Draft Flag Driven Development (DFDD)
Software development is a risky endeavor. We are dealing with a complicated machinery that runs by orchestrating many unrelated moving…
Software development is a risky endeavor. We are dealing with a complicated machinery that runs by orchestrating many unrelated moving parts. Even if we manage to create a solid, sturdy system that obeys the intended processing logic, when moving that system to a new environment, no one seems to be certain if it’s going to continue to work flawlessly or not.
Software systems are like furniture — if you move it around often, something’s bound to break.
That unpredictability is posing a lot of challenges to software delivery teams. No matter how much testing and verification goes into a changed system, unpleasant surprises are always possible (and they frequently happen) when such thoroughly verified system gets moved to production.
What’s interesting at this point is that no one seems to be questioning this process of building something in one context, with the intention that it should only run in a different context. In software, we see systems being built in the development context, only to be shipped to the testing context, and then into staging context, or into user-acceptance context, and then finally into the real context — production.
That’s a lot of shipping, a lot of opportunity to waste time and money on dealing with unpredictable (and, I would argue, unnecessary) problems. There’s gotta be a better way!
Why not build in the same context where the system is going to run?
Wait, what? That’s crazy talk, right? You can’t be serious in suggesting (or even hinting at) the possibility of making changes to the system that’s running in production!
Well, I am serious in suggesting that. Look, doesn’t it make perfect sense that, as we are building something, we are also testing it, step by step, in the real world? Why wait to try it out at some later time, and then discover that something got broken?
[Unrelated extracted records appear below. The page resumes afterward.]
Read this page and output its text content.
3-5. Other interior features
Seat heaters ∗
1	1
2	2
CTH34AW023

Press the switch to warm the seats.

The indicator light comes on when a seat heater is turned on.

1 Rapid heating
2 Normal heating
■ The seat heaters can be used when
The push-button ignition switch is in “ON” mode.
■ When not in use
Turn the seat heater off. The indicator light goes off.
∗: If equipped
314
How’s that an agreeable, sensible approach? To me, making something over here with the intention to get it to work over there doesn’t make much sense.
Take painting, for example. Suppose we hire painters to do some interior painting in our house. They receive instructions from us specifying how many walls to paint, what are the dimensions of the surfaces to be painted, which paints to use, what colour, what glossiness. They then they go away and work in their workshop on their development walls. Once the work is done there and the paint has dried, they painstakingly scrape the dried paint and carry it over to apply it on their testing walls. They then verify that the paint looks as expected, and then carefully scrape the paint and apply it to their staging walls. They invite us to review the job, and to hopefully provide them with the user acceptance sign off. Once we sign off on the job, they carefully scrape the paint and ship it to our house where they apply the paint to the real, ‘production’ walls!
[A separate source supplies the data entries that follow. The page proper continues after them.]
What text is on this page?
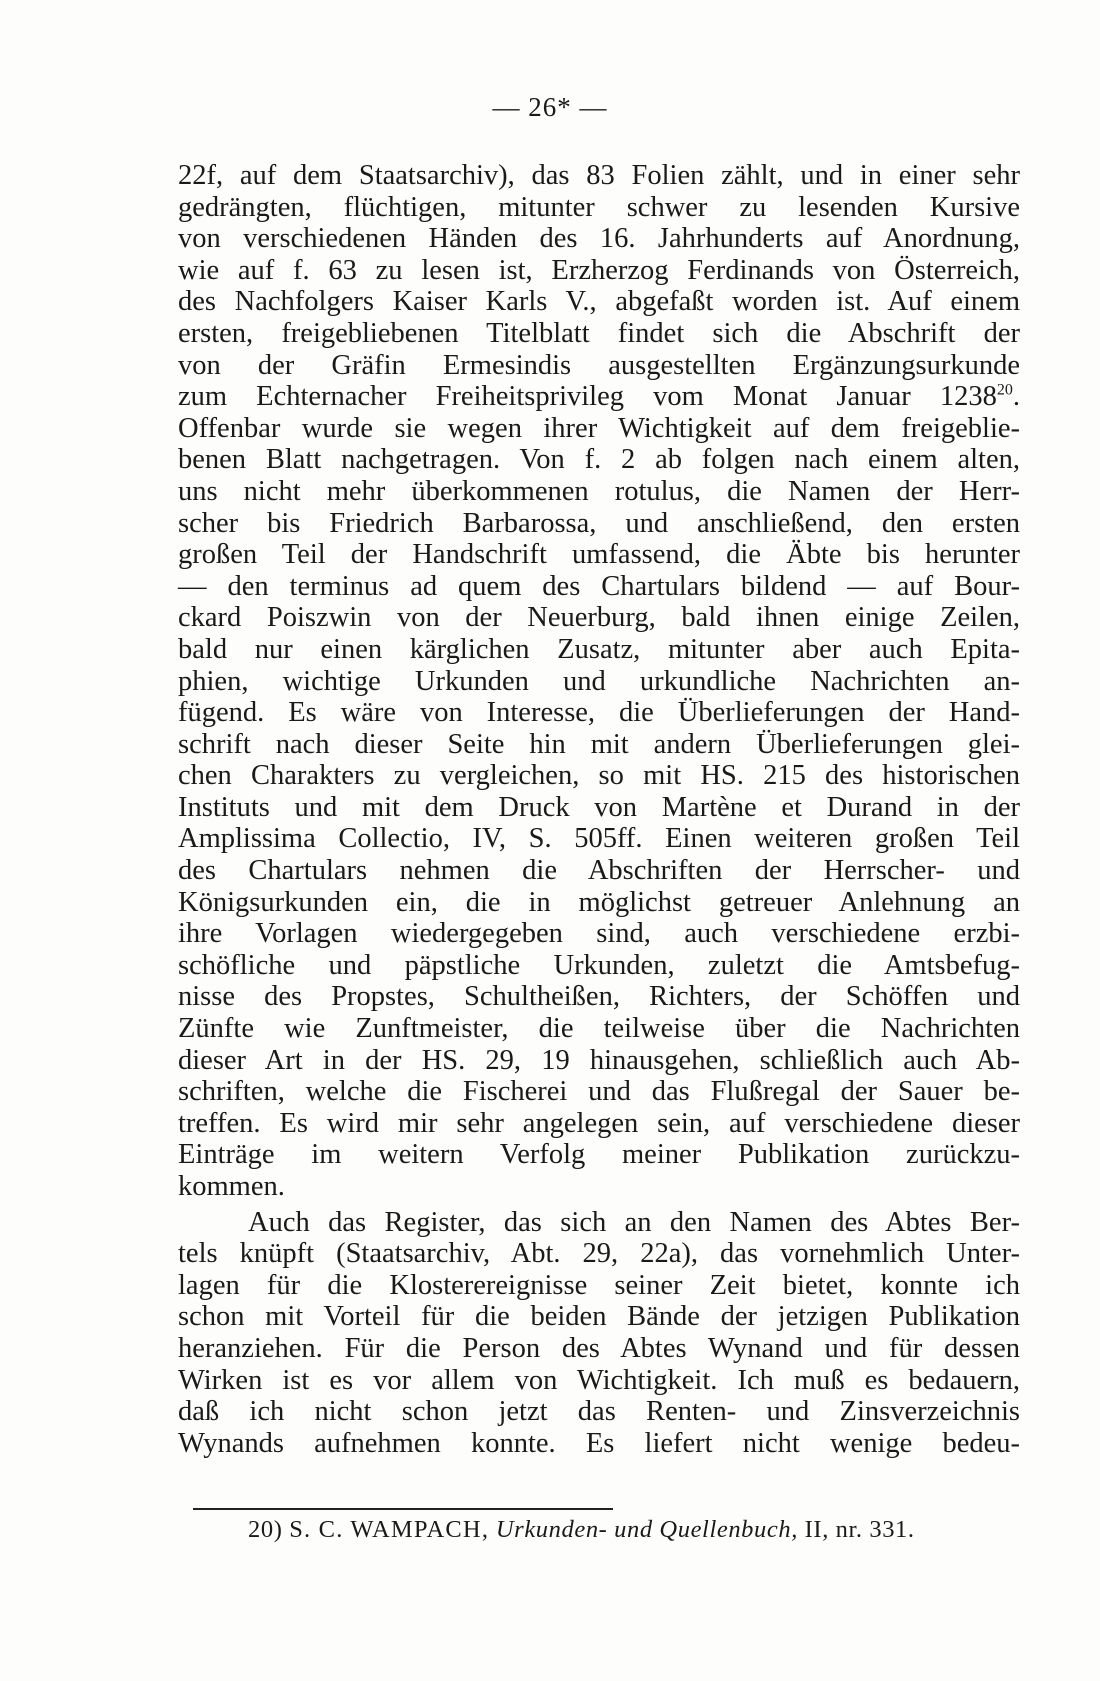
— 26* —
22f, auf dem Staatsarchiv), das 83 Folien zählt, und in einer sehr
gedrängten, flüchtigen, mitunter schwer zu lesenden Kursive
von verschiedenen Händen des 16. Jahrhunderts auf Anordnung,
wie auf f. 63 zu lesen ist, Erzherzog Ferdinands von Österreich,
des Nachfolgers Kaiser Karls V., abgefaßt worden ist. Auf einem
ersten, freigebliebenen Titelblatt findet sich die Abschrift der
von der Gräfin Ermesindis ausgestellten Ergänzungsurkunde
zum Echternacher Freiheitsprivileg vom Monat Januar 1238$^{20}$.
Offenbar wurde sie wegen ihrer Wichtigkeit auf dem freigeblie-
benen Blatt nachgetragen. Von f. 2 ab folgen nach einem alten,
uns nicht mehr überkommenen rotulus, die Namen der Herr-
scher bis Friedrich Barbarossa, und anschließend, den ersten
großen Teil der Handschrift umfassend, die Äbte bis herunter
— den terminus ad quem des Chartulars bildend — auf Bour-
ckard Poiszwin von der Neuerburg, bald ihnen einige Zeilen,
bald nur einen kärglichen Zusatz, mitunter aber auch Epita-
phien, wichtige Urkunden und urkundliche Nachrichten an-
fügend. Es wäre von Interesse, die Überlieferungen der Hand-
schrift nach dieser Seite hin mit andern Überlieferungen glei-
chen Charakters zu vergleichen, so mit HS. 215 des historischen
Instituts und mit dem Druck von Martène et Durand in der
Amplissima Collectio, IV, S. 505ff. Einen weiteren großen Teil
des Chartulars nehmen die Abschriften der Herrscher- und
Königsurkunden ein, die in möglichst getreuer Anlehnung an
ihre Vorlagen wiedergegeben sind, auch verschiedene erzbi-
schöfliche und päpstliche Urkunden, zuletzt die Amtsbefug-
nisse des Propstes, Schultheißen, Richters, der Schöffen und
Zünfte wie Zunftmeister, die teilweise über die Nachrichten
dieser Art in der HS. 29, 19 hinausgehen, schließlich auch Ab-
schriften, welche die Fischerei und das Flußregal der Sauer be-
treffen. Es wird mir sehr angelegen sein, auf verschiedene dieser
Einträge im weitern Verfolg meiner Publikation zurückzu-
kommen.
Auch das Register, das sich an den Namen des Abtes Ber-
tels knüpft (Staatsarchiv, Abt. 29, 22a), das vornehmlich Unter-
lagen für die Klosterereignisse seiner Zeit bietet, konnte ich
schon mit Vorteil für die beiden Bände der jetzigen Publikation
heranziehen. Für die Person des Abtes Wynand und für dessen
Wirken ist es vor allem von Wichtigkeit. Ich muß es bedauern,
daß ich nicht schon jetzt das Renten- und Zinsverzeichnis
Wynands aufnehmen konnte. Es liefert nicht wenige bedeu-
20) S. C. WAMPACH, Urkunden- und Quellenbuch, II, nr. 331.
Madness, right? And yet, that’s how all software development and delivery projects work nowadays. The question is, why? And also, can’t we find better, less expensive, less error-prone ways to do it?
Same as in the house painting job, where the crew applies the paint directly to the real walls, software development should be done in the real environment.
Oh, but that would be unprecedented!
Any time I bring this topic up with my colleagues and coworkers, they get up in the arms. “We can’t have the same approach in software! You don’t understand, software is a different beast.” Or some such hand-waving denials of my proposed remedy to the ailments of software delivery.
OK, let’s look at some real life precedents. For example, let’s take a look at how am I creating this article right now. I logged into the Medium.com, and clicked on the “Write” button. The system then presented me with a blank page onto which I’ve started adding some content. Notice how I wasn’t forced to go into some ‘sandbox’, into some isolated, cloistered, local environment to be able to make some changes. I am right here, in the Medium production environment, crafting a brand new article. My keystrokes are being recorded and persisted in some Medium persistence layer (I’m assuming somewhere on the cloud, but really, who cares?)
Now, just because my every keystroke is persistent on some Medium servers doesn’t automatically mean that the whole world has the access and the ability to watch me as I type. Why not? Because, at this point, I am creating a so-called Draft. It’s a draft version of the product that I will finally (and hopefully) release for public consumption very soon.
So, while this article is in the Draft mode, only people with access to my Medium account can view it (and at this point, as a single author, only I have access to it).
At a certain point, I may decide I’m done. When that happens, I will simply push the “Publish” button, and my product will magically transform into a resource that will be available to all my consumers.
The beauty in this arrangement is that the functionality, look, and feel of this product is identical in the Draft mode as it is in the Published mode. Which means when I get to the point of publishing it, it is pretty much guaranteed that nothing unexpected will occur. The act of publishing will be a non-event.
Why couldn’t we adopt the same software development and delivery model? Any new changes that are placing the system into so-called “dirty” state are tagged with the ‘Draft’ label, and as such are not interfering with the live system. That way, we can thoroughly test and verify those ‘dirty’ changes, and once satisfied, simply flip the “Publish” flag, and voila! new changes become immediately available without breaking anything in the system.
And of course, if something still goes awry (reality bats last!), the version control system will come to the rescue — just yank us back to the most recent healthy state, no fuss, no muss.
I call this approach Draft Flag Driven Development (DFDD).